Next stop:
Sao Paulo

When the violence in Congo became unbearable Afonso decided it was time to pack his bags. He contacted a group of smugglers, and escaped Kinshasa on a cargo ship with a handful of other migrants. As the boat left Africa it headed not north to Europe but due West, to Brazil.

He worked on the ship to help pay his passage and two weeks later, was dropped in the Brazilian port city of Santos, some 55 kms from Sao Paulo.

Afonso is unusual among the transcontinental migrants landing in the Americas. Most do not choose to travel across the seas, opting instead for a flight package that sees them safely deposited in some of the continents biggest cities.

But he is among a wave of migrants that, for many different reasons , instead of taking the perilous journey north over the Sahara and across the Mediterranean, are choosing instead to try a new route to Latin America. Soror Eva Souza, the director of the Scalabrinian Mission in Sao Paulo , a charity that helps refugees and foreign migrants, says that in recent years they have helped people from Angola, Congo, Guinea, Morocco, Cambodia, and Egypt, as well as Nigeria, Togo, Tunisia, and Syria.

With an open and broad legal framework allied with a refugee policy oriented towards south-to-south cooperation, former president Lula da Silva’s government started work in 2003 to make Brazil a regional leader in the matter of displaced people and set the country up as an internationally recognized actor in this context.

That led to some specific waves of migration: of Palestinians in 2007, of Syrians in 2014, and Haitians after the country’s devastating earthquake.
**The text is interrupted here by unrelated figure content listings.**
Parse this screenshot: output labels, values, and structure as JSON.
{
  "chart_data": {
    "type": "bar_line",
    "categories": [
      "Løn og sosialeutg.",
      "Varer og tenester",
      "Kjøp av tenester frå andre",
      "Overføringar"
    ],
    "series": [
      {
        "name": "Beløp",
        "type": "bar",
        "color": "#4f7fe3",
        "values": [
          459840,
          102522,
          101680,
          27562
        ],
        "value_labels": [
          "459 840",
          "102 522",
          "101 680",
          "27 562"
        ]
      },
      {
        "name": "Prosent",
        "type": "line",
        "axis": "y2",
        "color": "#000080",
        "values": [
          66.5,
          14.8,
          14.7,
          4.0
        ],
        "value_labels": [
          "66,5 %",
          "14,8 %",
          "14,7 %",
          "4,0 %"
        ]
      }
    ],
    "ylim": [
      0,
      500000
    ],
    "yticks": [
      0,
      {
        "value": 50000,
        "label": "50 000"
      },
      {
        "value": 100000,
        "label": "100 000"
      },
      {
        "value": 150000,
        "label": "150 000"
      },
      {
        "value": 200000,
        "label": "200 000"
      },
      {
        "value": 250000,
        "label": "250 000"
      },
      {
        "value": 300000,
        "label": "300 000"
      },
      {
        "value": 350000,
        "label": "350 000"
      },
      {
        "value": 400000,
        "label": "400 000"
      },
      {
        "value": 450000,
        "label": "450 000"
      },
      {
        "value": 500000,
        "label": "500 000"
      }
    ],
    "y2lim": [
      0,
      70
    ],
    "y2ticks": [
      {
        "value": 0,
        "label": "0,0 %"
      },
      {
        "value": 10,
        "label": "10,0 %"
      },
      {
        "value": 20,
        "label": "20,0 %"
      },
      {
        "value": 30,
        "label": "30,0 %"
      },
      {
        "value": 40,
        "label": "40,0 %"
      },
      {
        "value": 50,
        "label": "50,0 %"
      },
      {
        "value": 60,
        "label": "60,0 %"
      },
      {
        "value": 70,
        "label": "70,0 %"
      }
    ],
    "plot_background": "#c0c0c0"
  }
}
But it has also led to a notable uptick in the numbers of African, Asian and Middle Eastern migrants and asylum seekers arriving.

According to official statistics in 2010 Brazil received just 966 asylum requests but in just five years that number had shot up to 28,670 – an increase of 2,868 per cent. The nationalities most represented in the numbers? Migrants from Haiti, Senegal, Syria, Bangladesh, Nigeria, Angola, Congo and Ghana, many of whom would have travelled thousands and thousands of miles to reach Brazil.

Not all the claims were accepted – in fact of the 74,794 asylum requests received since 2010, Brazil had only recognized 8,863 by 2016 – but according to civil society organisations working on this issue, many of those who have their request denied end up staying irregularly.

Of course not all migrants arriving in Brazil claim asylum – those using the country as a launch pad to go north would not have a strong motivation to do, for example – and according to the ministry of Tourism, in 2015 110,983 African travellers came to the country, mostly from South Africa, Angola, Cape Verde, Morocco, Tunisia and Nigeria.